Edgecombe Community College nursing students assess and treat a patient simulator. The Cannon Foundation recently awarded $63,000 to the college to purchase a human trauma patient simulator that will be used primarily in first responder training.

A new high-tech patient simulator will give health care students at Edgecombe Community College exposure to emergency medicine, thanks to a recent $63,000 grant from The Cannon Foundation.

Before students become nurses, paramedics, or EMTs, they need exposure to realistic crisis situations. But students don’t have access to victims of gunshot wounds or head injuries.

That’s where Trauma Hal comes in. Trauma Hal is a human trauma patient simulator for teaching medical care on the battlefield.

ECC expects to take delivery of a Trauma Hal simulator in mid-November.

“We’re really delighted,” says Robin Pigg, dean of the Division of Health Sciences at ECC.

“We’ve been using realistic patient simulators for years now, but they were not sturdy enough to move them around a lot or to put them on the ground to simulate a patient thrown from a car, for example.”

Health care students at Edgecombe Community College have been working with simulation manikins since 2010. The lifelike manikins can be programmed by instructors to imitate many symptoms of acute conditions, and they enable students to analyze and react to emergency situations without endangering real patients.

Trauma Hal is the newest in a line of patient simulators from the Miami-based Gaumard Scientific Co. Its rugged and resilient design withstands extreme hot and cold temperatures and wet and dry conditions.

Like the Hal simulators that came before him, Trauma Hal can mimic realistic injuries. It can bleed and breathe; its blinking eyes can react to light; and it has a heartbeat, blood pressure, and detectable oxygen saturation – all programmable from a nearby laptop. Trauma Hal can even speak to let students know what kind of pain it is experiencing.

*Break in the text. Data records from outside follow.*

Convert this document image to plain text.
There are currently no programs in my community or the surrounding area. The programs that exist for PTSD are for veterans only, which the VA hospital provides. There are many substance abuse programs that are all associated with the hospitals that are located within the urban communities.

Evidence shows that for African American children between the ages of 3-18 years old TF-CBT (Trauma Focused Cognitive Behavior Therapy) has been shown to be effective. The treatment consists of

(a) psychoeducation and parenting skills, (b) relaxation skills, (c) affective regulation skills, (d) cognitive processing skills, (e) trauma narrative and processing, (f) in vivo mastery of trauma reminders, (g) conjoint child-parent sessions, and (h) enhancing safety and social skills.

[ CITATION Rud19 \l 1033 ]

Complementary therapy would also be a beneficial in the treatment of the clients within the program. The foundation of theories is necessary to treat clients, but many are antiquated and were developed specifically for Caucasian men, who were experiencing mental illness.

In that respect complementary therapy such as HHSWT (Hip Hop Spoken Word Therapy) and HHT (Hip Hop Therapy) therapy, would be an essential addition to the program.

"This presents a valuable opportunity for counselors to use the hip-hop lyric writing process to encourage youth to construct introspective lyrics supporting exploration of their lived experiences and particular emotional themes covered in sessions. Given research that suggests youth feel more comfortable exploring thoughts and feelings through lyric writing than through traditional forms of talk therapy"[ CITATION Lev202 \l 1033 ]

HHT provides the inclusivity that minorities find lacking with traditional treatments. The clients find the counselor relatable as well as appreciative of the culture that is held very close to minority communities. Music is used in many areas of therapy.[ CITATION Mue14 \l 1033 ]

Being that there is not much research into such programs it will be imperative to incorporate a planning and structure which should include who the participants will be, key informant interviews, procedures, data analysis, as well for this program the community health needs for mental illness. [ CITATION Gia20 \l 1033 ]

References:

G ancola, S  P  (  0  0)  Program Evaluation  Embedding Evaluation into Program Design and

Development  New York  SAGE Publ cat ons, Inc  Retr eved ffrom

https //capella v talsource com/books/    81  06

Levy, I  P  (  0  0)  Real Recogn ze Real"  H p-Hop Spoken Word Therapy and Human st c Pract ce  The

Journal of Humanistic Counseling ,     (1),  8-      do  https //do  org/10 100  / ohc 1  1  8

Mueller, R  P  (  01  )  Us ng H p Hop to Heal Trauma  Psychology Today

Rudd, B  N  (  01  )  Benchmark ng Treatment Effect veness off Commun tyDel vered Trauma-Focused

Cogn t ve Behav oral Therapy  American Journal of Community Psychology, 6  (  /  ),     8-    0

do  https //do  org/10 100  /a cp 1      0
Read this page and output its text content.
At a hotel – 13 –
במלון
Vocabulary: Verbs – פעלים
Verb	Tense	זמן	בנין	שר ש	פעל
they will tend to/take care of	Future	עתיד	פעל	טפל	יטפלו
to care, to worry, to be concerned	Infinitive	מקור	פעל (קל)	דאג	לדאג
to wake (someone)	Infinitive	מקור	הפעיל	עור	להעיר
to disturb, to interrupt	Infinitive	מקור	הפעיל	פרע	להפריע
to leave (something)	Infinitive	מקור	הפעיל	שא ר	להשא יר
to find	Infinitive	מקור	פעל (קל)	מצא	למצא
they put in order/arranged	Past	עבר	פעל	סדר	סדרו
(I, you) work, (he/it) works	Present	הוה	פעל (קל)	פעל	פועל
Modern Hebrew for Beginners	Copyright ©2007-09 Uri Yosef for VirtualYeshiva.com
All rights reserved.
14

Trauma Hal will be used in the college’s mobile health lab, known as the HealthCare Simulator, and students and instructors will have more flexibility in their training without fear of damaging the manikin.

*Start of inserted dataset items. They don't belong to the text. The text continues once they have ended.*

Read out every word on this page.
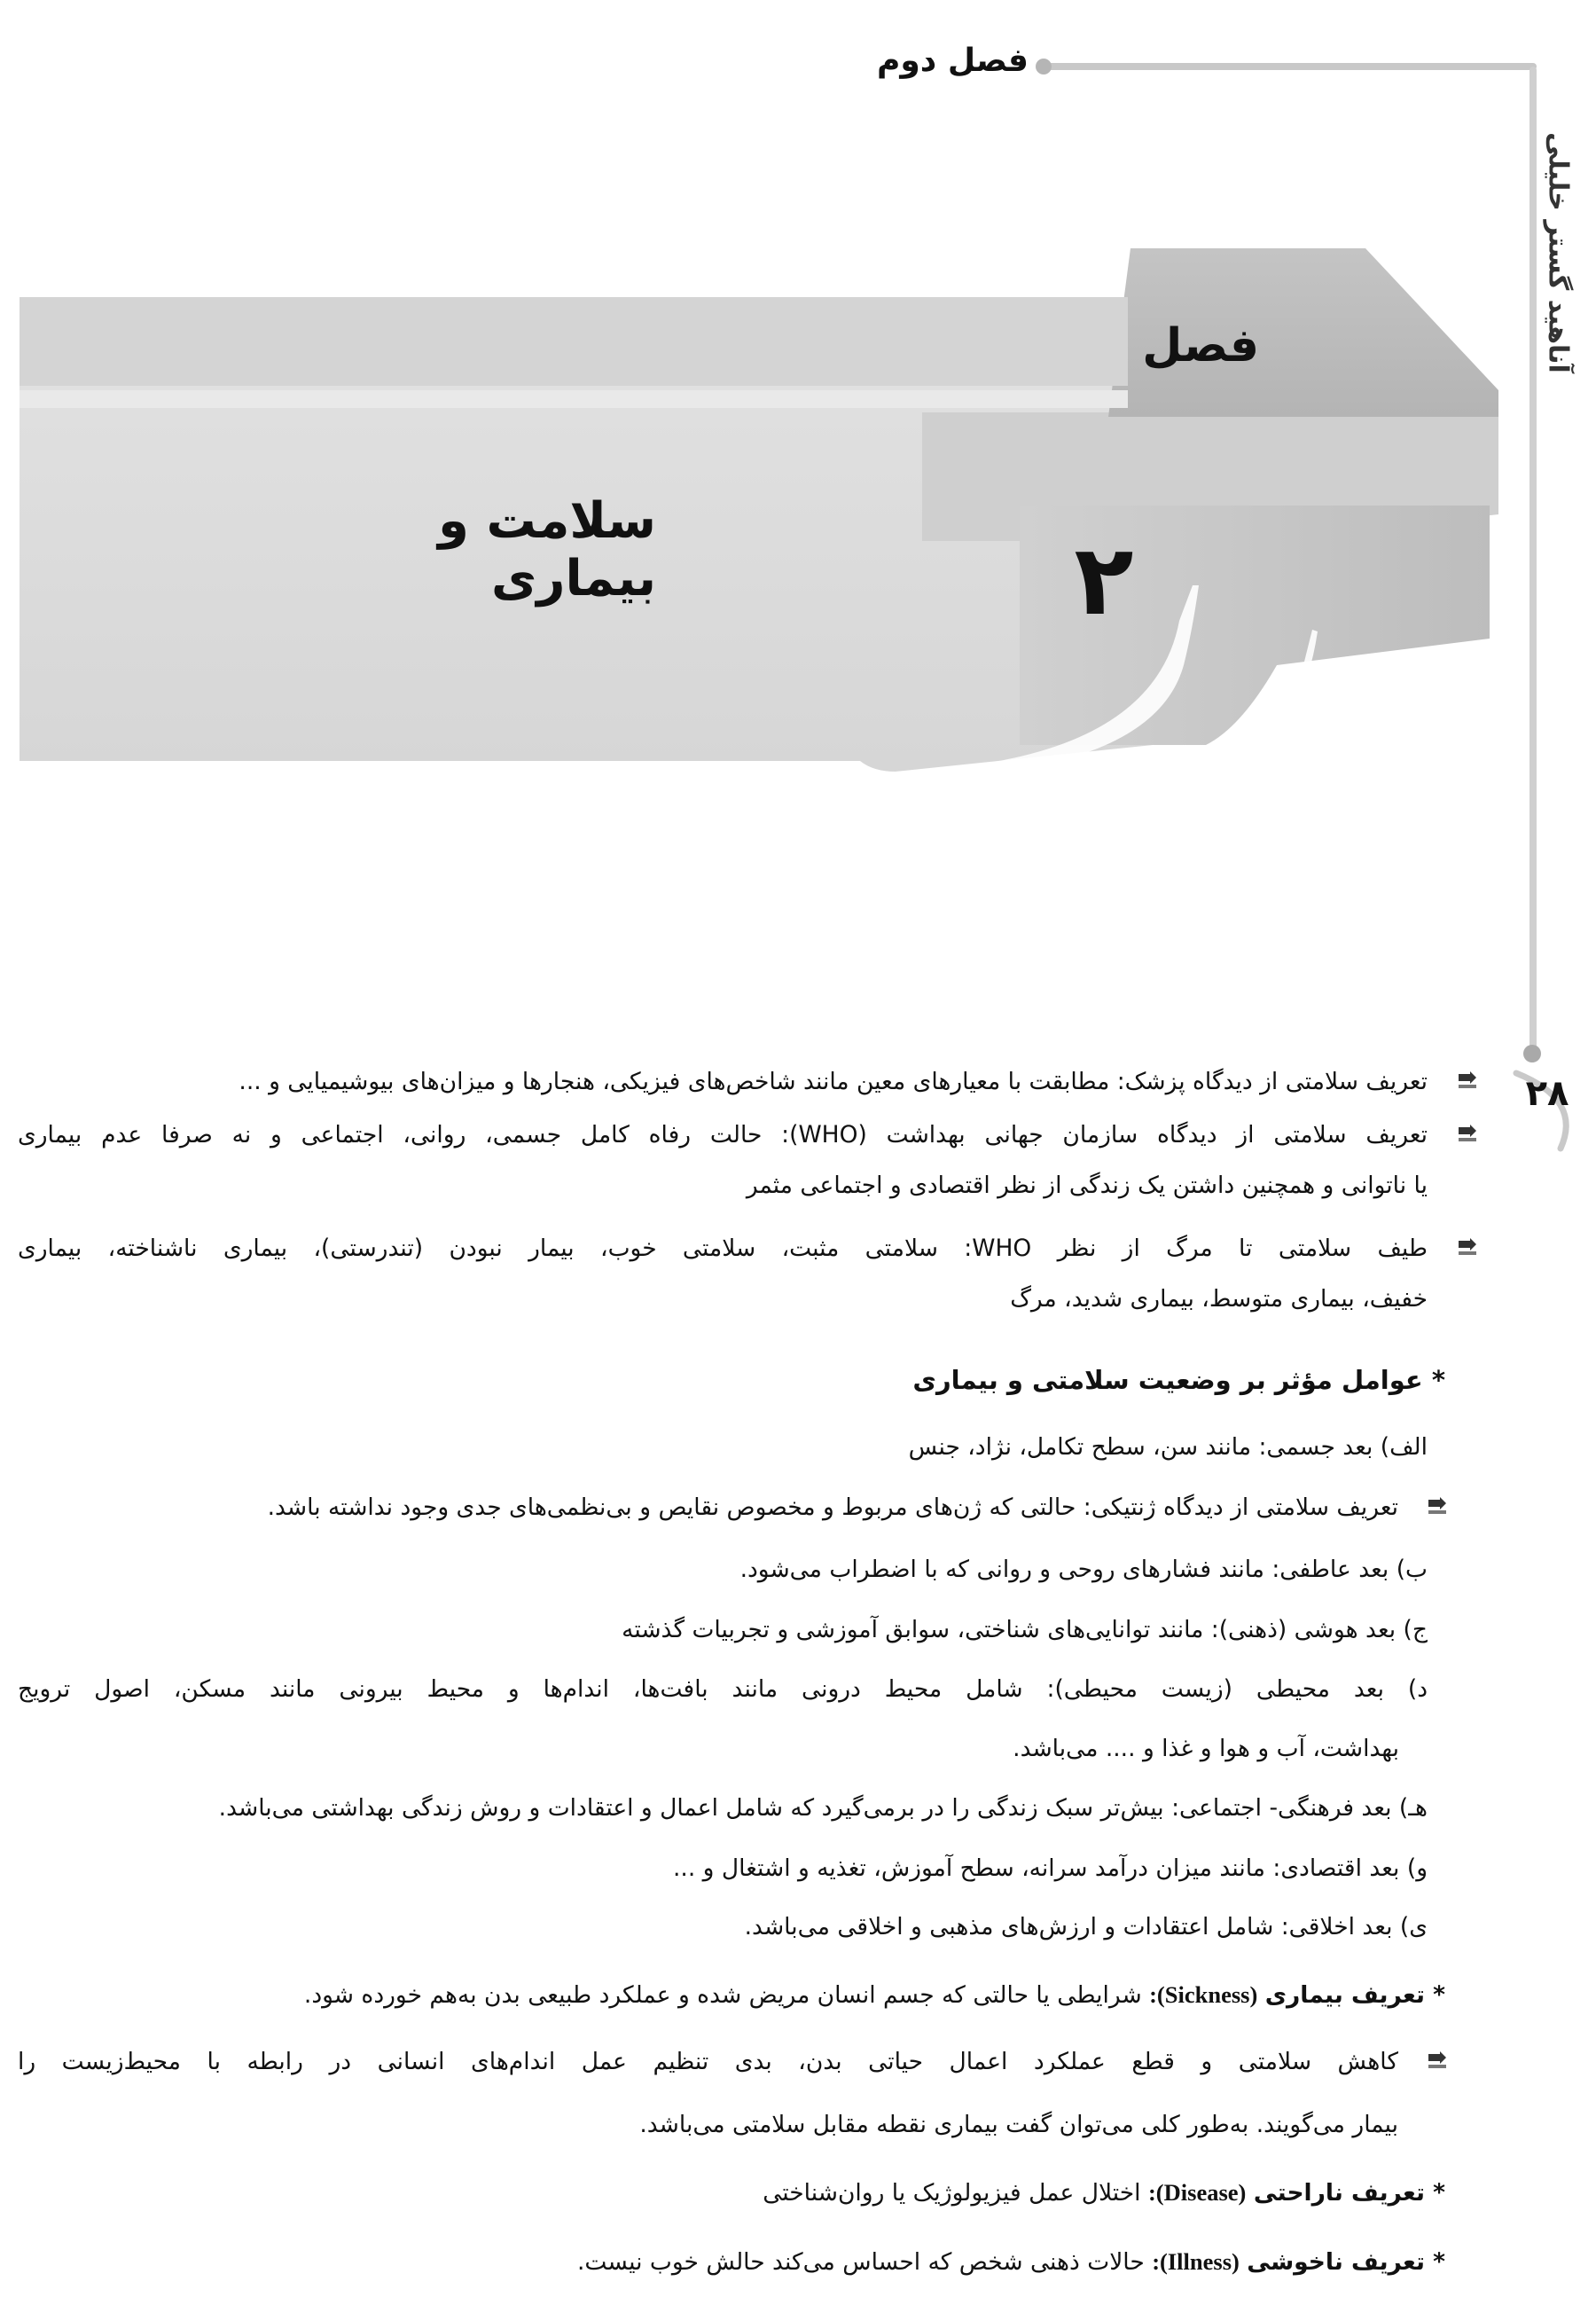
فصل دوم
آناهید گستر خلیلی
۲۸
فصل
۲
سلامت و بیماری
تعریف سلامتی از دیدگاه پزشک: مطابقت با معیارهای معین مانند شاخص‌های فیزیکی، هنجارها و میزان‌های بیوشیمیایی و ...
تعریف سلامتی از دیدگاه سازمان جهانی بهداشت (WHO): حالت رفاه کامل جسمی، روانی، اجتماعی و نه صرفا عدم بیماری
یا ناتوانی و همچنین داشتن یک زندگی از نظر اقتصادی و اجتماعی مثمر
طیف سلامتی تا مرگ از نظر WHO: سلامتی مثبت، سلامتی خوب، بیمار نبودن (تندرستی)، بیماری ناشناخته، بیماری
خفیف، بیماری متوسط، بیماری شدید، مرگ
* عوامل مؤثر بر وضعیت سلامتی و بیماری
الف) بعد جسمی: مانند سن، سطح تکامل، نژاد، جنس
تعریف سلامتی از دیدگاه ژنتیکی: حالتی که ژن‌های مربوط و مخصوص نقایص و بی‌نظمی‌های جدی وجود نداشته باشد.
ب) بعد عاطفی: مانند فشارهای روحی و روانی که با اضطراب می‌شود.
ج) بعد هوشی (ذهنی): مانند توانایی‌های شناختی، سوابق آموزشی و تجربیات گذشته
د) بعد محیطی (زیست محیطی): شامل محیط درونی مانند بافت‌ها، اندام‌ها و محیط بیرونی مانند مسکن، اصول ترویج
بهداشت، آب و هوا و غذا و .... می‌باشد.
هـ) بعد فرهنگی- اجتماعی: بیش‌تر سبک زندگی را در برمی‌گیرد که شامل اعمال و اعتقادات و روش زندگی بهداشتی می‌باشد.
و) بعد اقتصادی: مانند میزان درآمد سرانه، سطح آموزش، تغذیه و اشتغال و ...
ی) بعد اخلاقی: شامل اعتقادات و ارزش‌های مذهبی و اخلاقی می‌باشد.
* تعریف بیماری (Sickness): شرایطی یا حالتی که جسم انسان مریض شده و عملکرد طبیعی بدن به‌هم خورده شود.
کاهش سلامتی و قطع عملکرد اعمال حیاتی بدن، بدی تنظیم عمل اندام‌های انسانی در رابطه با محیط‌زیست را
بیمار می‌گویند. به‌طور کلی می‌توان گفت بیماری نقطه مقابل سلامتی می‌باشد.
* تعریف ناراحتی (Disease): اختلال عمل فیزیولوژیک یا روان‌شناختی
* تعریف ناخوشی (Illness): حالات ذهنی شخص که احساس می‌کند حالش خوب نیست.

The Cannon Foundation is part of the philanthropic legacy of Charles Cannon, former president and chairman of Cannon Mills Company. The foundation has been awarding grants for more than 50 years – chiefly in North Carolina and primarily in the fields of health care, higher education, human services, and community.

Edgecombe Community College applied for the grant in June, and Pigg received word in September that The Cannon Foundation approved the request.

“We are very grateful to The Cannon Foundation for their generous support,” says Pigg. “Trauma Hal will help us do a better job of training our paramedic and EMS students in particular, which will benefit health care in our region.”